The Ferrari Renaissance PDF Newsletter
Montezemolo’s determination to run the team as a business also led him to bring in bright young talent with commercial expertise to integrate the race team with the overall Ferrari business strategy. This influenced many factors including the way that the team managed sponsors, partners, and the media, and in the way that the race team was linked to the strategy of the sports car business. Sponsors influence many non-technical decisions in F1 such as the color scheme, driver and team clothing, the design of the motorhome, support vehicles, and pit backdrop.
They can also influence driver choices to appeal to their image (eg. Eddie Irvine) or to particular markets such as South America (eg. Rubens Barrichello). Consumer brands such as Marlboro or Vodaphone benefit from TV exposure, while other corporate sponsors are looking for B2B opportunities with other guests in the paddock. Looking after the sponsors’ VIP guests at races, test days, and promotional events also requires careful orchestration. For example, on race weekends, drivers days are split into 15 minute intervals that must move like clockwork in order to keep everyone happy. Starting from a history of no commercial sponsorship, Ferrari has built one of F1s top sponsorship units, charged with acquiring and retaining sponsors, managing sponsor involvement in team decisions, and making certain that sponsors get real value from their investment. Another innovation was Marlboro’s creation of a media unit for the team.

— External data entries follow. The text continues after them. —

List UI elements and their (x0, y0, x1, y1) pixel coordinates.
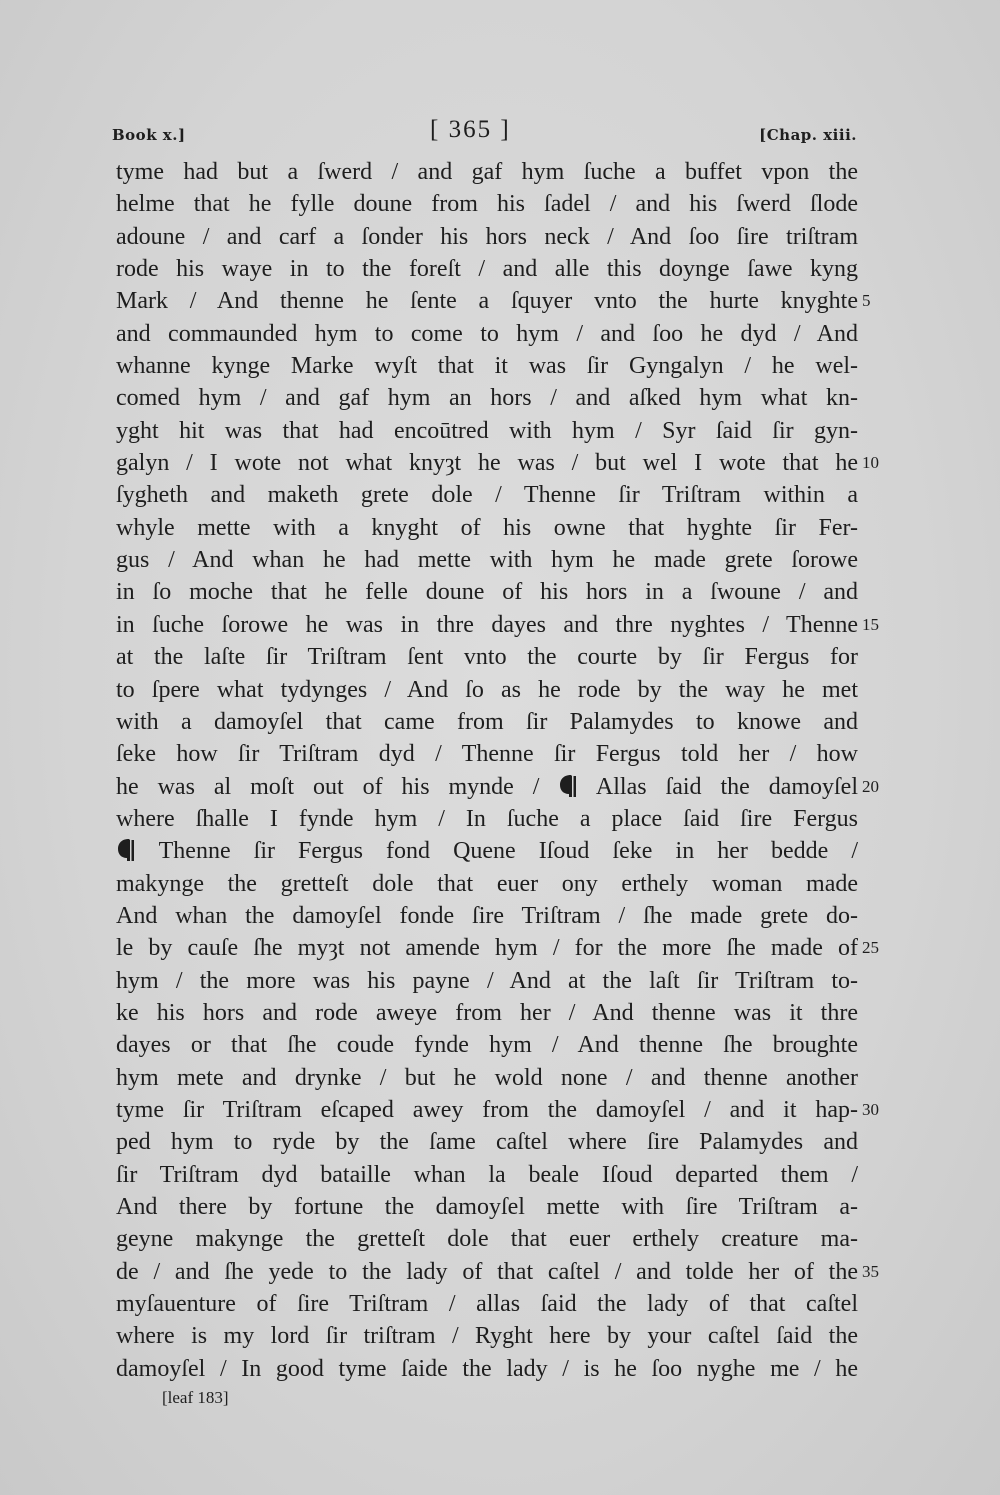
line-number: 25 (862, 938, 879, 958)
text-line: adoune / and carf a ſonder his hors neck / And ſoo ſire triſtram (116, 223, 858, 250)
leaf-note: [leaf 183] (162, 1388, 229, 1407)
text-line: rode his waye in to the foreſt / and alle this doynge ſawe kyng (116, 256, 858, 283)
text-segment: he was al moſt out of his mynde / (116, 773, 559, 800)
text-line: And whan the damoyſel fonde ſire Triſtram / ſhe made grete do- (116, 902, 858, 929)
text-line: in ſuche ſorowe he was in thre dayes and thre nyghtes / Thenne 15 (116, 609, 858, 641)
line-number: 35 (862, 1261, 879, 1281)
text-line: tyme ſir Triſtram eſcaped awey from the damoyſel / and it hap- 30 (116, 1094, 858, 1126)
text-line: And there by fortune the damoyſel mette with ſire Triſtram a- (116, 1194, 858, 1220)
text-line: gus / And whan he had mette with hym he made grete ſorowe (116, 547, 858, 574)
text-line: galyn / I wote not what knyȝt he was / but wel I wote that he 10 (116, 447, 858, 479)
text-line: where ſhalle I fynde hym / In ſuche a place ſaid ſire Fergus (116, 805, 858, 832)
pilcrow-icon (116, 838, 136, 862)
text-line: tyme had but a ſwerd / and gaf hym ſuche a buffet vpon the (116, 159, 858, 185)
text-line: geyne makynge the gretteſt dole that euer erthely creature ma- (116, 1226, 858, 1253)
line-number: 10 (862, 453, 879, 473)
text-line: to ſpere what tydynges / And ſo as he rode by the way he met (116, 676, 858, 703)
text-line: myſauenture of ſire Triſtram / allas ſaid the lady of that caſtel (116, 1291, 858, 1318)
text-line: de / and ſhe yede to the lady of that caſtel / and tolde her of the 35 (116, 1256, 858, 1288)
text-line: ke his hors and rode aweye from her / And thenne was it thre (116, 999, 858, 1026)
text-line: with a damoyſel that came from ſir Palamydes to knowe and (116, 708, 858, 735)
text-segment: Allas ſaid the damoyſel (578, 773, 858, 800)
text-line: whyle mette with a knyght of his owne that hyghte ſir Fer- (116, 514, 858, 541)
line-number: 5 (862, 291, 871, 311)
text-line: ſygheth and maketh grete dole / Thenne ſir Triſtram within a (116, 482, 858, 509)
text-line: hym mete and drynke / but he wold none / and thenne another (116, 1064, 858, 1091)
text-line: ſeke how ſir Triſtram dyd / Thenne ſir Fergus told her / how (116, 741, 858, 768)
line-number: 20 (862, 776, 879, 796)
text-line: ſir Triſtram dyd bataille whan la beale Iſoud departed them / (116, 1161, 858, 1188)
text-line: ped hym to ryde by the ſame caſtel where ſire Palamydes and (116, 1129, 858, 1156)
running-header (112, 112, 857, 152)
text-segment: Thenne ſir Fergus fond Quene Iſoud ſeke in her bedde / (136, 838, 858, 865)
text-line: hym / the more was his payne / And at the laſt ſir Triſtram to- (116, 967, 858, 994)
text-line: yght hit was that had encoūtred with hym / Syr ſaid ſir gyn- (116, 417, 858, 444)
text-line: where is my lord ſir triſtram / Ryght here by your caſtel ſaid the (116, 1323, 858, 1350)
page-number: [ 365 ] (430, 116, 511, 143)
text-line (116, 771, 879, 803)
body-text (116, 156, 879, 1385)
text-line: makynge the gretteſt dole that euer ony erthely woman made (116, 870, 858, 897)
text-line: le by cauſe ſhe myȝt not amende hym / for the more ſhe made of 25 (116, 932, 858, 964)
book-label: Book x.] (112, 126, 186, 144)
text-line (116, 835, 858, 867)
text-line: and commaunded hym to come to hym / and ſoo he dyd / And (116, 320, 858, 347)
text-line: dayes or that ſhe coude fynde hym / And thenne ſhe broughte (116, 1032, 858, 1059)
line-number: 15 (862, 614, 879, 634)
text-line: helme that he fylle doune from his ſadel / and his ſwerd ſlode (116, 191, 858, 218)
text-line: in ſo moche that he felle doune of his hors in a ſwoune / and (116, 579, 858, 606)
text-line: Mark / And thenne he ſente a ſquyer vnto the hurte knyghte 5 (116, 285, 858, 317)
text-line: damoyſel / In good tyme ſaide the lady / is he ſoo nyghe me / he (116, 1355, 858, 1382)
line-number: 30 (862, 1099, 879, 1119)
text-line: at the laſte ſir Triſtram ſent vnto the courte by ſir Fergus for (116, 644, 858, 671)
text-line: whanne kynge Marke wyſt that it was ſir Gyngalyn / he wel- (116, 353, 858, 380)
pilcrow-icon (558, 774, 578, 798)
text-line: comed hym / and gaf hym an hors / and aſked hym what kn- (116, 385, 858, 412)
chapter-label: [Chap. xiii. (759, 126, 857, 144)
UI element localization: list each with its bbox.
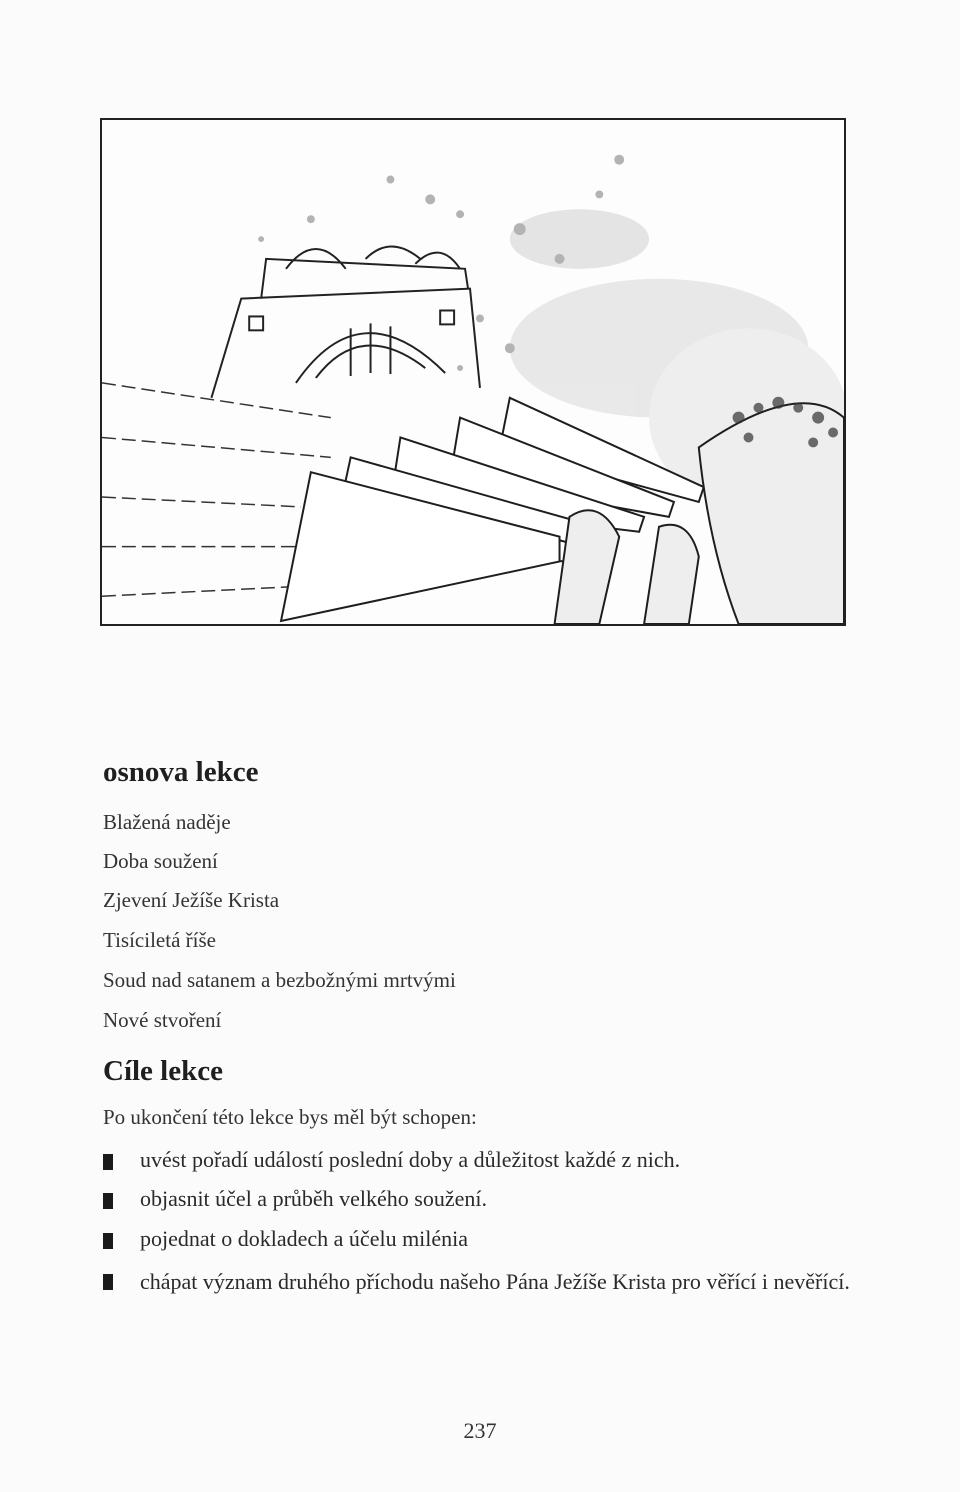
bullet-square-icon: [103, 1193, 113, 1209]
bullet-square-icon: [103, 1233, 113, 1249]
objectives-heading: Cíle lekce: [103, 1055, 223, 1087]
objective-text: objasnit účel a průběh velkého soužení.: [140, 1186, 488, 1211]
outline-item: Zjevení Ježíše Krista: [103, 888, 280, 912]
objective-text: chápat význam druhého příchodu našeho Pána Ježíše Krista pro věřící i nevěřící.: [140, 1269, 850, 1294]
outline-item: Soud nad satanem a bezbožnými mrtvými: [103, 968, 456, 992]
page-number: 237: [463, 1418, 497, 1443]
bullet-square-icon: [103, 1274, 113, 1290]
trumpets-and-city-drawing: [102, 120, 844, 624]
bullet-square-icon: [103, 1154, 113, 1170]
outline-heading: osnova lekce: [103, 756, 259, 788]
objective-text: uvést pořadí událostí poslední doby a důležitost každé z nich.: [140, 1147, 681, 1172]
trumpet-illustration: [100, 118, 846, 626]
objective-text: pojednat o dokladech a účelu milénia: [140, 1226, 469, 1251]
outline-item: Tisíciletá říše: [103, 928, 216, 952]
outline-item: Nové stvoření: [103, 1008, 222, 1032]
outline-item: Blažená naděje: [103, 810, 231, 834]
objectives-intro: Po ukončení této lekce bys měl být schopen:: [103, 1105, 477, 1129]
outline-item: Doba soužení: [103, 849, 218, 873]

Ferrari was always popular with the media, but journalists often had to wait around the paddock in hopes of interviewing one of the drivers or team leaders. Once the media unit was created, journalists could depend on a press release each morning, a lunch for the media at noon, an interview with the drivers at 3PM, and a good espresso all day long in the atmosphere of an Italian bar. Results alone were no longer enough. The Ferrari mystique required that the results be packaged with an exclusive Italian spirit in an international atmosphere The F1 team has also served as the dynamic core of Ferrari, designed to help revitalize the road car business. Since the early 1990s when Ferrari was struggling to break even, production technology, design philosophy, and manufacturing processes were all changed in order to enhance Ferrari’s position in the luxury sports car market. These changes have resulted in dramatic increases in sales and profitability (Exhibit 6).
Part of this strategy was to bring some of the technology of F1 into Ferrari’s road cars. “We made a big effort to show the innovative technology we put in our cars: we were the first to introduce a F1 gearbox in a commercial car; the first to apply the aerodynamic approach used in F1; the first to build an all-carbon fiber composite car like in F1.” By 2002, there was a two-year waiting list to buy Ferrari road cars. When the new half-million dollar Ferrari Enzo was introduced, the entire production of 399 cars was sold out before production began.